The nature of the work that you expect this new hire to perform also helps to define the employment status. When work is considered integral to the business, it is more likely that the person is an employee. On the other hand, work that is temporary and non-integral may imply independent contractor status. 

Another factor that helps define employment status is the method of compensation. For example, if a person is on your payroll and receives a steady paycheck then that person is clearly an employee and not an independent contractor. 

The Economic Realities Test

The “economic realities test” looks at the dependence of the worker on the business they work for. If a person gains a large portion of their salary from that business, chances are that person qualifies as an employee. The test also factors in such things as level of skill, integral nature of the work, intent of the parties and payment of social security taxes and benefits. 

The Right to Control Test

Courts also use the “right to control” test. When an employer controls the way work is carried out and a product is delivered, the relationship between the parties is employer/employee. 
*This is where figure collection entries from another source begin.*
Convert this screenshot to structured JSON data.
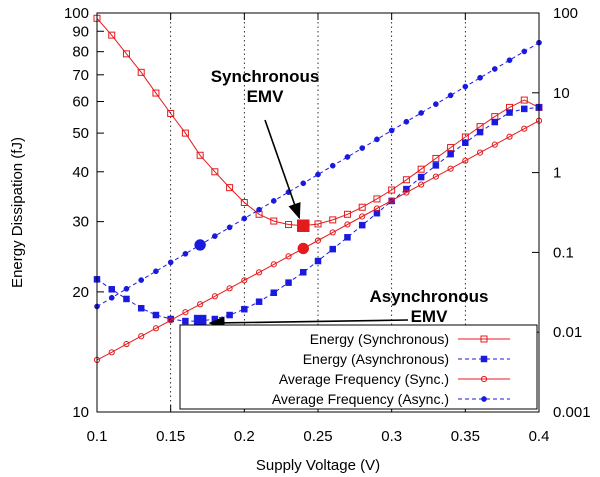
{
  "chart_data": {
    "type": "line",
    "xlabel": "Supply Voltage (V)",
    "ylabel": "Energy Dissipation (fJ)",
    "xlim": [
      0.1,
      0.4
    ],
    "ylim_left": [
      10,
      100
    ],
    "ylim_right": [
      0.001,
      100
    ],
    "left_scale": "log",
    "right_scale": "log",
    "grid": "vertical dotted",
    "legend_position": "bottom-right",
    "x_ticks": [
      "0.1",
      "0.15",
      "0.2",
      "0.25",
      "0.3",
      "0.35",
      "0.4"
    ],
    "x_tick_values": [
      0.1,
      0.15,
      0.2,
      0.25,
      0.3,
      0.35,
      0.4
    ],
    "y_left_ticks": [
      "10",
      "20",
      "30",
      "40",
      "50",
      "60",
      "70",
      "80",
      "90",
      "100"
    ],
    "y_left_tick_values": [
      10,
      20,
      30,
      40,
      50,
      60,
      70,
      80,
      90,
      100
    ],
    "y_right_ticks": [
      "0.001",
      "0.01",
      "0.1",
      "1",
      "10",
      "100"
    ],
    "y_right_tick_values": [
      0.001,
      0.01,
      0.1,
      1,
      10,
      100
    ],
    "series": [
      {
        "name": "Energy (Synchronous)",
        "axis": "left",
        "color": "#e41a1c",
        "marker": "open-square",
        "line": "solid",
        "x": [
          0.1,
          0.11,
          0.12,
          0.13,
          0.14,
          0.15,
          0.16,
          0.17,
          0.18,
          0.19,
          0.2,
          0.21,
          0.22,
          0.23,
          0.24,
          0.25,
          0.26,
          0.27,
          0.28,
          0.29,
          0.3,
          0.31,
          0.32,
          0.33,
          0.34,
          0.35,
          0.36,
          0.37,
          0.38,
          0.39,
          0.4
        ],
        "values": [
          97,
          88,
          79,
          71,
          63,
          56,
          50,
          44,
          40,
          36.5,
          33.5,
          31.3,
          30.1,
          29.5,
          29.3,
          29.6,
          30.3,
          31.3,
          32.6,
          34.2,
          36,
          38.2,
          40.6,
          43.2,
          46,
          48.9,
          51.9,
          55,
          58,
          60.5,
          58
        ]
      },
      {
        "name": "Energy (Asynchronous)",
        "axis": "left",
        "color": "#1a1adf",
        "marker": "filled-square",
        "line": "dashed",
        "x": [
          0.1,
          0.11,
          0.12,
          0.13,
          0.14,
          0.15,
          0.16,
          0.17,
          0.18,
          0.19,
          0.2,
          0.21,
          0.22,
          0.23,
          0.24,
          0.25,
          0.26,
          0.27,
          0.28,
          0.29,
          0.3,
          0.31,
          0.32,
          0.33,
          0.34,
          0.35,
          0.36,
          0.37,
          0.38,
          0.39,
          0.4
        ],
        "values": [
          21.5,
          20.3,
          19.2,
          18.2,
          17.5,
          17.1,
          16.9,
          16.9,
          17.1,
          17.5,
          18.1,
          18.9,
          19.9,
          21.1,
          22.4,
          23.9,
          25.6,
          27.4,
          29.4,
          31.5,
          33.8,
          36.2,
          38.8,
          41.5,
          44.3,
          47.3,
          50.3,
          53.3,
          56.3,
          57.5,
          58
        ]
      },
      {
        "name": "Average Frequency (Sync.)",
        "axis": "right",
        "color": "#e41a1c",
        "marker": "open-circle",
        "line": "solid",
        "x": [
          0.1,
          0.11,
          0.12,
          0.13,
          0.14,
          0.15,
          0.16,
          0.17,
          0.18,
          0.19,
          0.2,
          0.21,
          0.22,
          0.23,
          0.24,
          0.25,
          0.26,
          0.27,
          0.28,
          0.29,
          0.3,
          0.31,
          0.32,
          0.33,
          0.34,
          0.35,
          0.36,
          0.37,
          0.38,
          0.39,
          0.4
        ],
        "values": [
          0.0045,
          0.0056,
          0.0071,
          0.0089,
          0.0112,
          0.0141,
          0.0178,
          0.0224,
          0.0282,
          0.0355,
          0.0447,
          0.0562,
          0.0708,
          0.0891,
          0.112,
          0.141,
          0.178,
          0.224,
          0.282,
          0.355,
          0.447,
          0.562,
          0.708,
          0.891,
          1.12,
          1.41,
          1.78,
          2.24,
          2.82,
          3.55,
          4.47
        ]
      },
      {
        "name": "Average Frequency (Async.)",
        "axis": "right",
        "color": "#1a1adf",
        "marker": "filled-circle",
        "line": "dashed",
        "x": [
          0.1,
          0.11,
          0.12,
          0.13,
          0.14,
          0.15,
          0.16,
          0.17,
          0.18,
          0.19,
          0.2,
          0.21,
          0.22,
          0.23,
          0.24,
          0.25,
          0.26,
          0.27,
          0.28,
          0.29,
          0.3,
          0.31,
          0.32,
          0.33,
          0.34,
          0.35,
          0.36,
          0.37,
          0.38,
          0.39,
          0.4
        ],
        "values": [
          0.021,
          0.027,
          0.035,
          0.045,
          0.058,
          0.075,
          0.096,
          0.124,
          0.16,
          0.206,
          0.266,
          0.343,
          0.442,
          0.569,
          0.734,
          0.946,
          1.22,
          1.57,
          2.03,
          2.61,
          3.37,
          4.34,
          5.59,
          7.21,
          9.29,
          11.97,
          15.43,
          19.89,
          25.6,
          33.0,
          42.5
        ]
      }
    ],
    "highlights": [
      {
        "series": "Energy (Synchronous)",
        "x": 0.24,
        "value": 29.3,
        "axis": "left",
        "marker": "filled-square",
        "color": "#e41a1c"
      },
      {
        "series": "Average Frequency (Sync.)",
        "x": 0.24,
        "value": 0.112,
        "axis": "right",
        "marker": "filled-circle",
        "color": "#e41a1c"
      },
      {
        "series": "Energy (Asynchronous)",
        "x": 0.17,
        "value": 16.9,
        "axis": "left",
        "marker": "filled-square",
        "color": "#1a1adf"
      },
      {
        "series": "Average Frequency (Async.)",
        "x": 0.17,
        "value": 0.124,
        "axis": "right",
        "marker": "filled-circle",
        "color": "#1a1adf"
      }
    ],
    "annotations": [
      {
        "lines": [
          "Synchronous",
          "EMV"
        ],
        "points_to": {
          "x": 0.24,
          "value": 29.3,
          "axis": "left"
        }
      },
      {
        "lines": [
          "Asynchronous",
          "EMV"
        ],
        "points_to": {
          "x": 0.17,
          "value": 16.9,
          "axis": "left"
        }
      }
    ]
  }
}
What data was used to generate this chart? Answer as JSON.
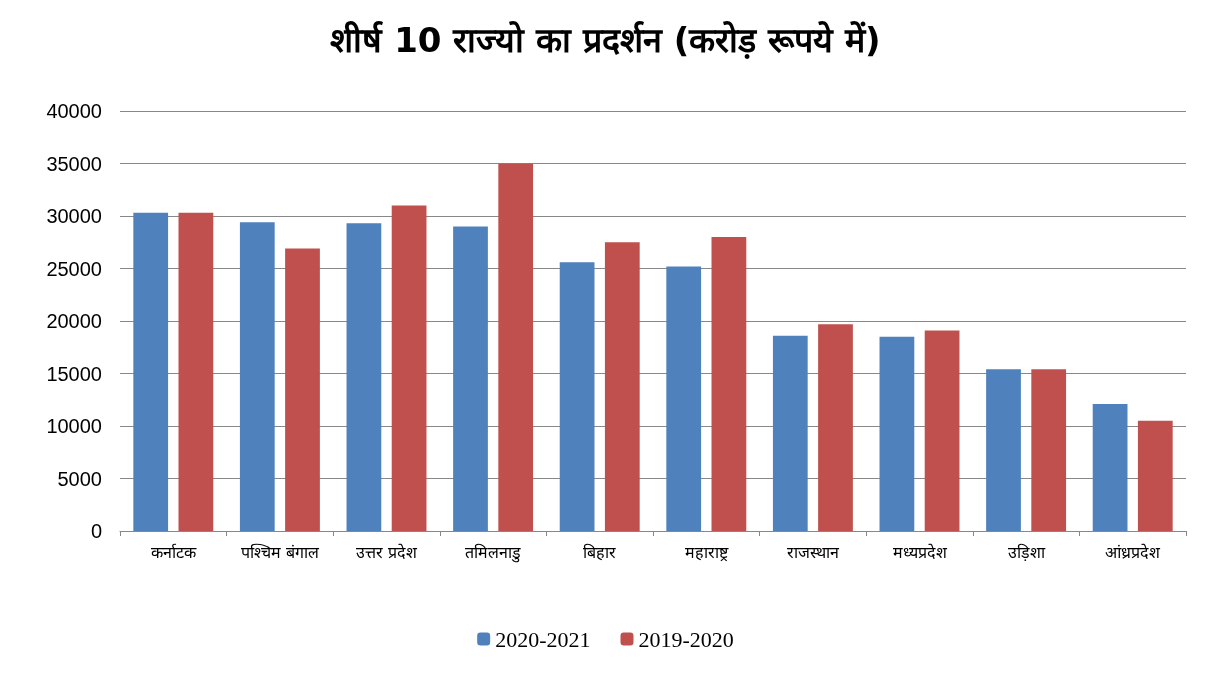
{
  "chart_data": {
    "type": "bar",
    "title": "शीर्ष 10 राज्यो का प्रदर्शन (करोड़ रूपये में)",
    "categories": [
      "कर्नाटक",
      "पश्चिम बंगाल",
      "उत्तर प्रदेश",
      "तमिलनाडु",
      "बिहार",
      "महाराष्ट्र",
      "राजस्थान",
      "मध्यप्रदेश",
      "उड़िशा",
      "आंध्रप्रदेश"
    ],
    "series": [
      {
        "name": "2020-2021",
        "color": "#4f81bd",
        "values": [
          30300,
          29400,
          29300,
          29000,
          25600,
          25200,
          18600,
          18500,
          15400,
          12100
        ]
      },
      {
        "name": "2019-2020",
        "color": "#c0504d",
        "values": [
          30300,
          26900,
          31000,
          35000,
          27500,
          28000,
          19700,
          19100,
          15400,
          10500
        ]
      }
    ],
    "ylim": [
      0,
      40000
    ],
    "yticks": [
      0,
      5000,
      10000,
      15000,
      20000,
      25000,
      30000,
      35000,
      40000
    ],
    "grid": "y",
    "legend": "bottom"
  }
}
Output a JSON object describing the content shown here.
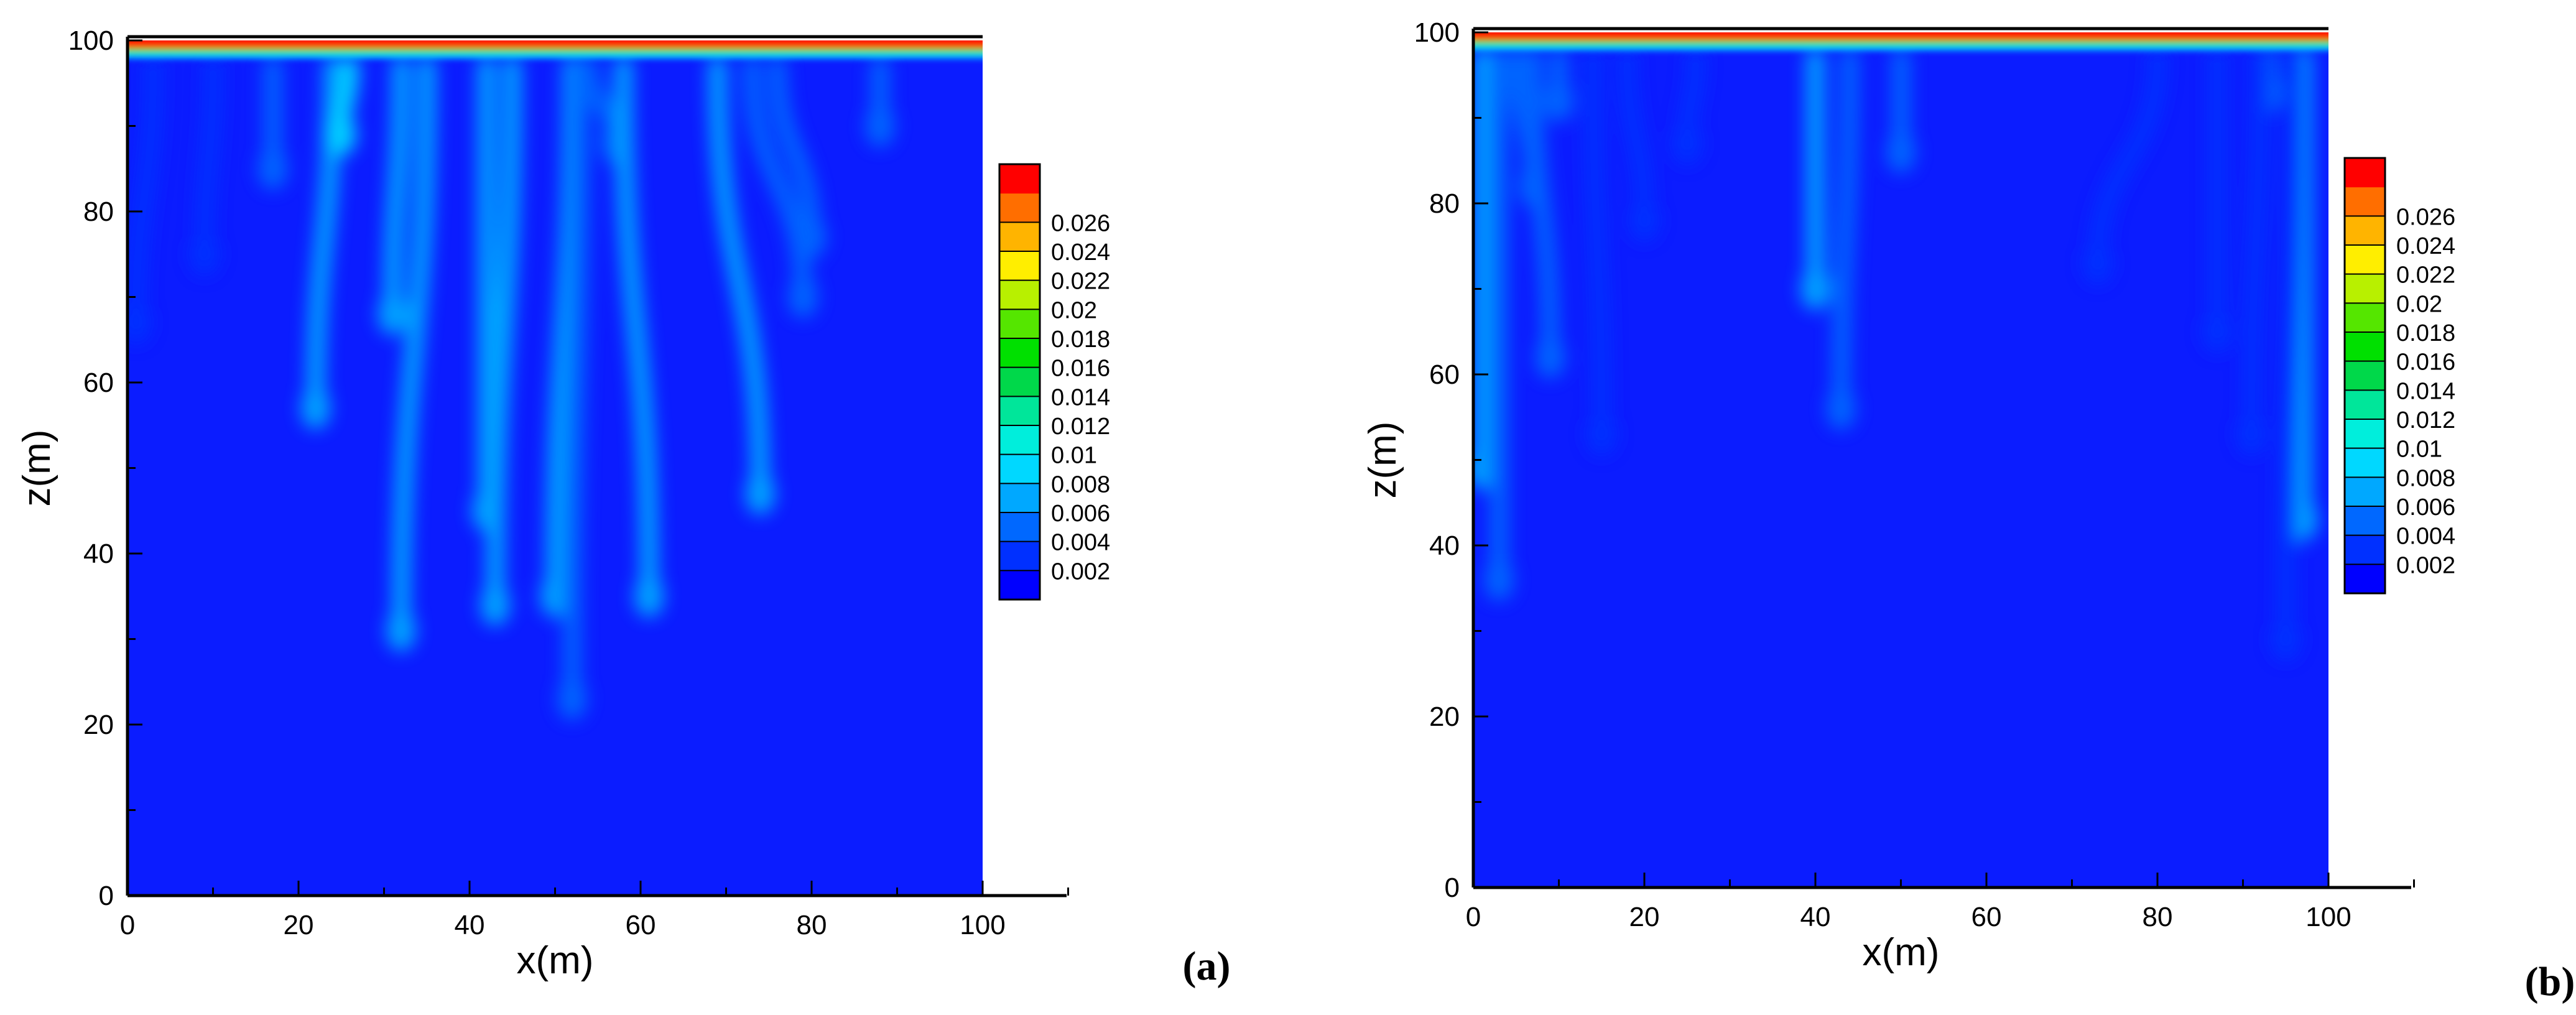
{
  "colors": {
    "background_field": "#0b1cff",
    "levels": [
      "#0000ff",
      "#0030ff",
      "#0068ff",
      "#00a8ff",
      "#00d8ff",
      "#00eedc",
      "#00e69a",
      "#00d84a",
      "#00e000",
      "#55e600",
      "#b8f000",
      "#ffee00",
      "#ffb400",
      "#ff6e00",
      "#ff0000"
    ]
  },
  "chart_data": [
    {
      "type": "heatmap",
      "panel_label": "(a)",
      "xlabel": "x(m)",
      "ylabel": "z(m)",
      "xlim": [
        0,
        110
      ],
      "ylim": [
        0,
        100
      ],
      "field_extent": {
        "x": [
          0,
          100
        ],
        "z": [
          0,
          100
        ]
      },
      "xticks": [
        0,
        20,
        40,
        60,
        80,
        100
      ],
      "yticks": [
        0,
        20,
        40,
        60,
        80,
        100
      ],
      "minor_xticks": [
        10,
        30,
        50,
        70,
        90,
        110
      ],
      "legend": {
        "position": "right",
        "levels": [
          "0.002",
          "0.004",
          "0.006",
          "0.008",
          "0.01",
          "0.012",
          "0.014",
          "0.016",
          "0.018",
          "0.02",
          "0.022",
          "0.024",
          "0.026"
        ]
      },
      "surface_layer": {
        "value": 0.026,
        "top_z": 100,
        "bottom_z": 98.5
      },
      "fingers": [
        {
          "x_top": 3,
          "z_top": 97,
          "x_tip": 1,
          "z_tip": 67,
          "value": 0.004
        },
        {
          "x_top": 10,
          "z_top": 97,
          "x_tip": 9,
          "z_tip": 75,
          "value": 0.004
        },
        {
          "x_top": 17,
          "z_top": 97,
          "x_tip": 17,
          "z_tip": 85,
          "value": 0.005
        },
        {
          "x_top": 24,
          "z_top": 97,
          "x_tip": 22,
          "z_tip": 57,
          "value": 0.007
        },
        {
          "x_top": 26,
          "z_top": 97,
          "x_tip": 25,
          "z_tip": 89,
          "value": 0.009
        },
        {
          "x_top": 32,
          "z_top": 97,
          "x_tip": 31,
          "z_tip": 68,
          "value": 0.007
        },
        {
          "x_top": 35,
          "z_top": 97,
          "x_tip": 32,
          "z_tip": 31,
          "value": 0.007
        },
        {
          "x_top": 42,
          "z_top": 97,
          "x_tip": 42,
          "z_tip": 45,
          "value": 0.008
        },
        {
          "x_top": 45,
          "z_top": 97,
          "x_tip": 43,
          "z_tip": 34,
          "value": 0.007
        },
        {
          "x_top": 52,
          "z_top": 97,
          "x_tip": 50,
          "z_tip": 35,
          "value": 0.007
        },
        {
          "x_top": 53,
          "z_top": 97,
          "x_tip": 52,
          "z_tip": 23,
          "value": 0.006
        },
        {
          "x_top": 54,
          "z_top": 97,
          "x_tip": 57,
          "z_tip": 88,
          "value": 0.006
        },
        {
          "x_top": 58,
          "z_top": 97,
          "x_tip": 61,
          "z_tip": 35,
          "value": 0.007
        },
        {
          "x_top": 69,
          "z_top": 97,
          "x_tip": 74,
          "z_tip": 47,
          "value": 0.008
        },
        {
          "x_top": 73,
          "z_top": 97,
          "x_tip": 79,
          "z_tip": 70,
          "value": 0.006
        },
        {
          "x_top": 76,
          "z_top": 97,
          "x_tip": 80,
          "z_tip": 77,
          "value": 0.006
        },
        {
          "x_top": 88,
          "z_top": 97,
          "x_tip": 88,
          "z_tip": 90,
          "value": 0.006
        }
      ]
    },
    {
      "type": "heatmap",
      "panel_label": "(b)",
      "xlabel": "x(m)",
      "ylabel": "z(m)",
      "xlim": [
        0,
        110
      ],
      "ylim": [
        0,
        100
      ],
      "field_extent": {
        "x": [
          0,
          100
        ],
        "z": [
          0,
          100
        ]
      },
      "xticks": [
        0,
        20,
        40,
        60,
        80,
        100
      ],
      "yticks": [
        0,
        20,
        40,
        60,
        80,
        100
      ],
      "minor_xticks": [
        10,
        30,
        50,
        70,
        90,
        110
      ],
      "legend": {
        "position": "right",
        "levels": [
          "0.002",
          "0.004",
          "0.006",
          "0.008",
          "0.01",
          "0.012",
          "0.014",
          "0.016",
          "0.018",
          "0.02",
          "0.022",
          "0.024",
          "0.026"
        ]
      },
      "surface_layer": {
        "value": 0.026,
        "top_z": 100,
        "bottom_z": 98.5
      },
      "fingers": [
        {
          "x_top": 1,
          "z_top": 97,
          "x_tip": 1,
          "z_tip": 49,
          "value": 0.008
        },
        {
          "x_top": 3,
          "z_top": 97,
          "x_tip": 3,
          "z_tip": 36,
          "value": 0.005
        },
        {
          "x_top": 5,
          "z_top": 97,
          "x_tip": 7,
          "z_tip": 82,
          "value": 0.006
        },
        {
          "x_top": 7,
          "z_top": 97,
          "x_tip": 9,
          "z_tip": 62,
          "value": 0.005
        },
        {
          "x_top": 10,
          "z_top": 97,
          "x_tip": 10,
          "z_tip": 92,
          "value": 0.006
        },
        {
          "x_top": 14,
          "z_top": 97,
          "x_tip": 15,
          "z_tip": 53,
          "value": 0.004
        },
        {
          "x_top": 18,
          "z_top": 97,
          "x_tip": 20,
          "z_tip": 78,
          "value": 0.004
        },
        {
          "x_top": 26,
          "z_top": 97,
          "x_tip": 25,
          "z_tip": 87,
          "value": 0.004
        },
        {
          "x_top": 40,
          "z_top": 97,
          "x_tip": 40,
          "z_tip": 70,
          "value": 0.007
        },
        {
          "x_top": 44,
          "z_top": 97,
          "x_tip": 43,
          "z_tip": 56,
          "value": 0.006
        },
        {
          "x_top": 50,
          "z_top": 97,
          "x_tip": 50,
          "z_tip": 86,
          "value": 0.006
        },
        {
          "x_top": 80,
          "z_top": 97,
          "x_tip": 73,
          "z_tip": 73,
          "value": 0.004
        },
        {
          "x_top": 87,
          "z_top": 97,
          "x_tip": 87,
          "z_tip": 65,
          "value": 0.004
        },
        {
          "x_top": 93,
          "z_top": 97,
          "x_tip": 93,
          "z_tip": 93,
          "value": 0.006
        },
        {
          "x_top": 97,
          "z_top": 97,
          "x_tip": 97,
          "z_tip": 43,
          "value": 0.008
        },
        {
          "x_top": 92,
          "z_top": 97,
          "x_tip": 91,
          "z_tip": 53,
          "value": 0.004
        },
        {
          "x_top": 96,
          "z_top": 97,
          "x_tip": 95,
          "z_tip": 29,
          "value": 0.004
        }
      ]
    }
  ]
}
On the other hand, if an employer doesn’t have authority over how a party accomplishes their work but simply requests or gives an outline, the person could be considered an independent contractor.

Employer Responsibilities
As an employer, your tax liability is determined by your worker’s employment status. When a worker is an employee, you are required to pay state and federal unemployment tax, social security tax, as well as workers compensation and disability premiums to your state’s insurance fund. When a worker is an independent contractor, the hiring party is not required to make any of these payments. 

The Law Is Clear

Certain factors define a worker as an independent contractor:  not relying on the business as the sole source of income, working at his or her pace as defined by an agreement, and retaining a degree of control and independence. An employee, on the other hand, relies on the business for steady income, gives up elements of control and independence and works within constraint of workplace.

Most of the staff that you would hire for your medical practice are most likely going to be employees.  I would strongly encourage you to review the IRS guidelines and have a conversation with your CPA prior to hiring any new staff.